Cancer de la prostate : greffe de cellules souches contre l'impuissance

Douze patients souffrant de troubles sévères de l’érection après un cancer de la prostate ont reçu une greffe de cellules souches dans le pénis. Après six mois, des améliorations significatives de la qualité des rapports sexuels, de l’érection, de la rigidité du pénis et de la qualité de l’orgasme ont été rapportées par les patients selon une étude de l’Inserm*.





Les troubles de l’érection sont une séquelle fréquente après l’ablation chirurgicale d’un cancer de la prostate et naturellement, peuvent altérer la qualité de vie et l’image de soi de ces hommes... Dans ce cas précis, cette impuissance est la conséquence de lésions des vaisseaux et des nerfs du pénis qui sont normalement accolés aux faces latérales de la prostate avant d’atteindre les formations érectiles.
 
Récemment, des chercheurs de l’Inserm ont tenté de réparer ces lésions cellulaires péniennes causées par la prostatectomie radicale. Pour ce faire, les scientifiques ont injecté dans le pénis des cellules souches prélevées dans la moelle osseuse des patients.
 
Rappelons que de nombreuses études ont montré que la moelle osseuse contenait différents types de cellules souches ayant la capacité de se transformer spontanément en cellules du même type que celles endommagées dans le pénis après prostatectomie radicale. Elles peuvent également secréter des substances favorisant la réparation de vaisseaux sanguins et de nerfs endommagés.
 
L’objectif principal de cet essai soutenu par l’Inserm était de vérifier la faisabilité et la tolérance d’une injection de cellules souches médullaires dans le pénis pour traiter des troubles de l’érection après prostatectomie radicale. Les patients ont été inclus pour une durée totale de 6 mois dans cette étude.

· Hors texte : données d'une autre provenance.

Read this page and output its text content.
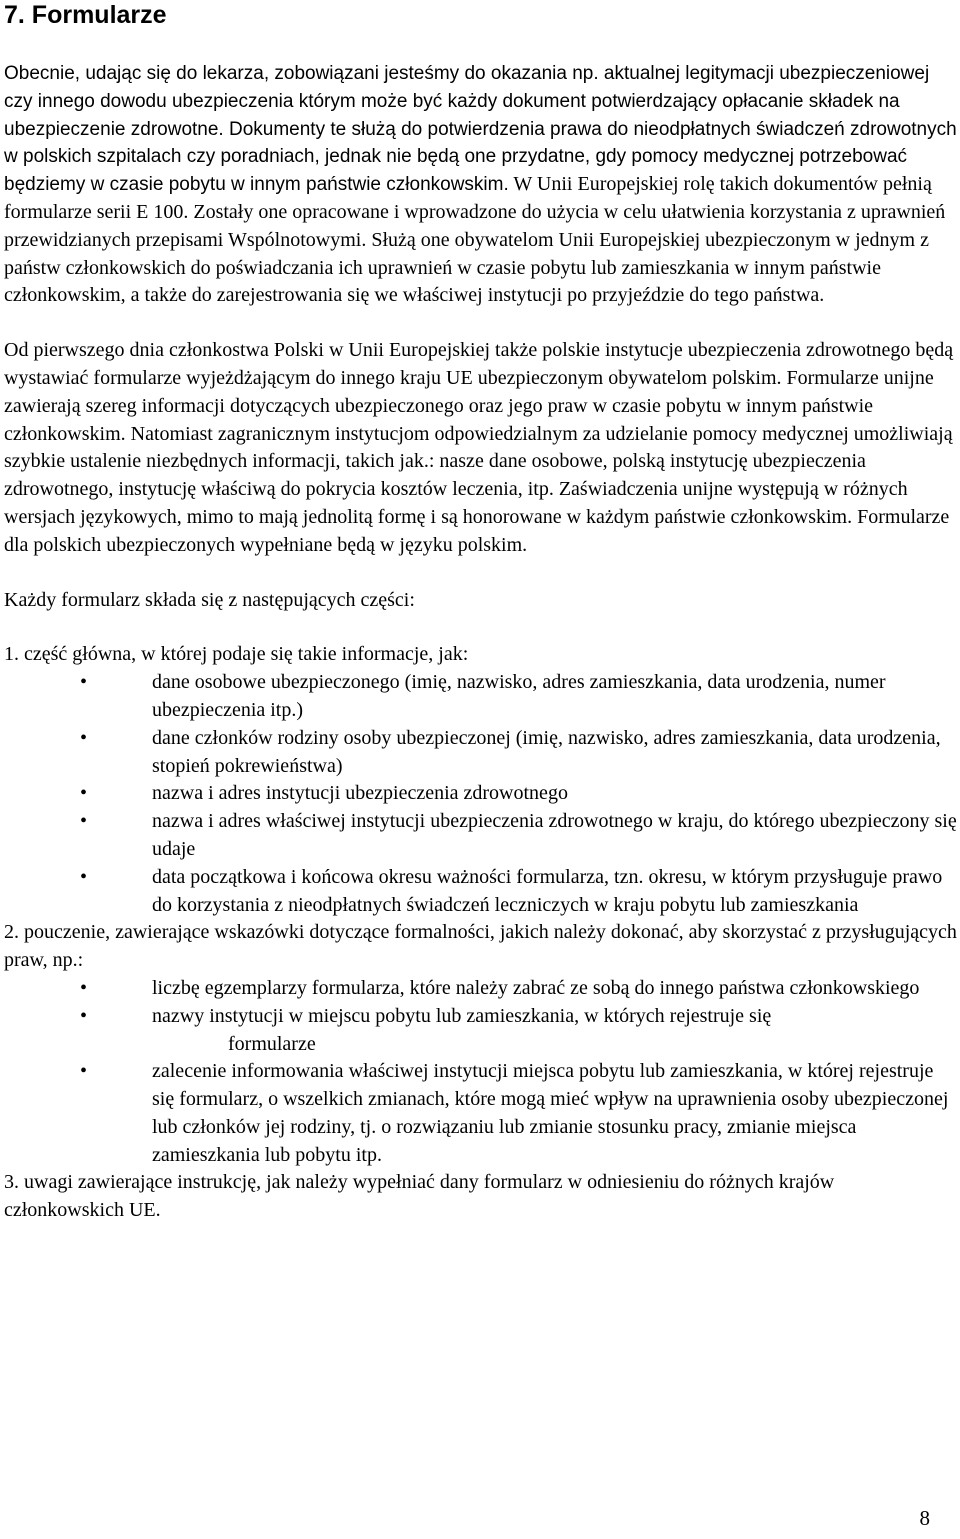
7. Formularze

Obecnie, udając się do lekarza, zobowiązani jesteśmy do okazania np. aktualnej legitymacji ubezpieczeniowej czy innego dowodu ubezpieczenia którym może być każdy dokument potwierdzający opłacanie składek na ubezpieczenie zdrowotne. Dokumenty te służą do potwierdzenia prawa do nieodpłatnych świadczeń zdrowotnych w polskich szpitalach czy poradniach, jednak nie będą one przydatne, gdy pomocy medycznej potrzebować będziemy w czasie pobytu w innym państwie członkowskim. W Unii Europejskiej rolę takich dokumentów pełnią formularze serii E 100. Zostały one opracowane i wprowadzone do użycia w celu ułatwienia korzystania z uprawnień przewidzianych przepisami Wspólnotowymi. Służą one obywatelom Unii Europejskiej ubezpieczonym w jednym z państw członkowskich do poświadczania ich uprawnień w czasie pobytu lub zamieszkania w innym państwie członkowskim, a także do zarejestrowania się we właściwej instytucji po przyjeździe do tego państwa.

Od pierwszego dnia członkostwa Polski w Unii Europejskiej także polskie instytucje ubezpieczenia zdrowotnego będą wystawiać formularze wyjeżdżającym do innego kraju UE ubezpieczonym obywatelom polskim. Formularze unijne zawierają szereg informacji dotyczących ubezpieczonego oraz jego praw w czasie pobytu w innym państwie członkowskim. Natomiast zagranicznym instytucjom odpowiedzialnym za udzielanie pomocy medycznej umożliwiają szybkie ustalenie niezbędnych informacji, takich jak.: nasze dane osobowe, polską instytucję ubezpieczenia zdrowotnego, instytucję właściwą do pokrycia kosztów leczenia, itp. Zaświadczenia unijne występują w różnych wersjach językowych, mimo to mają jednolitą formę i są honorowane w każdym państwie członkowskim. Formularze dla polskich ubezpieczonych wypełniane będą w języku polskim.

Każdy formularz składa się z następujących części:

1. część główna, w której podaje się takie informacje, jak:

•	dane osobowe ubezpieczonego (imię, nazwisko, adres zamieszkania, data urodzenia, numer ubezpieczenia itp.)
•	dane członków rodziny osoby ubezpieczonej (imię, nazwisko, adres zamieszkania, data urodzenia, stopień pokrewieństwa)
•	nazwa i adres instytucji ubezpieczenia zdrowotnego
•	nazwa i adres właściwej instytucji ubezpieczenia zdrowotnego w kraju, do którego ubezpieczony się udaje
•	data początkowa i końcowa okresu ważności formularza, tzn. okresu, w którym przysługuje prawo do korzystania z nieodpłatnych świadczeń leczniczych w kraju pobytu lub zamieszkania

2. pouczenie, zawierające wskazówki dotyczące formalności, jakich należy dokonać, aby skorzystać z przysługujących praw, np.:

•	liczbę egzemplarzy formularza, które należy zabrać ze sobą do innego państwa członkowskiego
•	nazwy instytucji w miejscu pobytu lub zamieszkania, w których rejestruje się
formularze
•	zalecenie informowania właściwej instytucji miejsca pobytu lub zamieszkania, w której rejestruje się formularz, o wszelkich zmianach, które mogą mieć wpływ na uprawnienia osoby ubezpieczonej lub członków jej rodziny, tj. o rozwiązaniu lub zmianie stosunku pracy, zmianie miejsca zamieszkania lub pobytu itp.

3. uwagi zawierające instrukcję, jak należy wypełniać dany formularz w odniesieniu do różnych krajów członkowskich UE.

8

En tout, quatre doses croissantes de cellules souches (prélevées dans la hanche) ont été testées et chaque patient n’a reçu qu’une seule injection.
 
Il semblerait que la tolérance au traitement ait été excellente ; le principal effet secondaire rapporté était une douleur passagère au niveau du site de prélèvement de la moelle osseuse (région fessière).
Six mois après la greffe cellulaire, les chercheurs ont noté une amélioration significative des principaux scores sexuels, notamment un gain moyen du score évaluant la fonction érectile de +10 points (17,4/30 à 6 mois versus 7,3/30 avant la greffe) sur une échelle allant de 0 à 30 (30 correspondant à la meilleure fonction érectile possible).
 
Les autres scores significativement améliorés concernaient la satisfaction globale des rapports sexuels : 6,8/10 à 6 mois versus 3,9/10 avant la greffe (10 étant le score le plus favorable) ; la qualité de l’orgasme : 6,3/10 à 6 mois versus 3,5/10 avant la greffe ; la rigidité du pénis lors des rapports : 2,6/4 à 6 mois versus 1,3/4 avant la greffe (4 indiquant une rigidité maximale). Au moins deux patients ont décrit une réapparition d’érections normales comme avant la prostatectomie radicale sans prise de médicament. Une augmentation moyenne de 1 cm de la longueur du pénis a été constatée. Les bénéfices cliniques ont été plus marqués pour les doses élevées. L’amélioration des scores sexuels s’est maintenue 1 an après la greffe même si certains patients continuaient à utiliser un traitement lors des rapports.
 
Face à ces bons résultats, les chercheurs souhaitent toutefois rappeler que : « le faible nombre de patients inclus dans l’étude et l’absence de groupe contrôle qui aurait reçu une injection « placebo » incitent à la prudence quant à la démonstration avec certitude de l’efficacité de cette nouvelle stratégie thérapeutique. Cependant, il est important de rappeler que les patients traités présentaient tous des troubles de l’érection sévères ne répondant pas au traitement médical maximal et associés à des altérations importantes de la vascularisation pénienne.
 
Cette stratégie thérapeutique pourrait constituer la première approche à visée curatrice des troubles de l’érection. Ces résultats sont publiés dans la revue European Urology.
 
Selon le Pr René Yiou, « si les résultats de cette étude sont confirmés par d’autres essais cliniques contrôlés, les indications de la thérapie cellulaire pourraient s’élargir aux autres formes de troubles de l’érection moins sévères ou résultant de maladies générales comme le diabète ou autres maladies vasculaires ».
 
*Cet essai clinique a été conduit sous la direction du Professeur René Yiou dans le service d’urologie de l’hôpital universitaire Henri-Mondor, Assistance Publique-Hôpitaux de Paris (AP-HP) à Créteil.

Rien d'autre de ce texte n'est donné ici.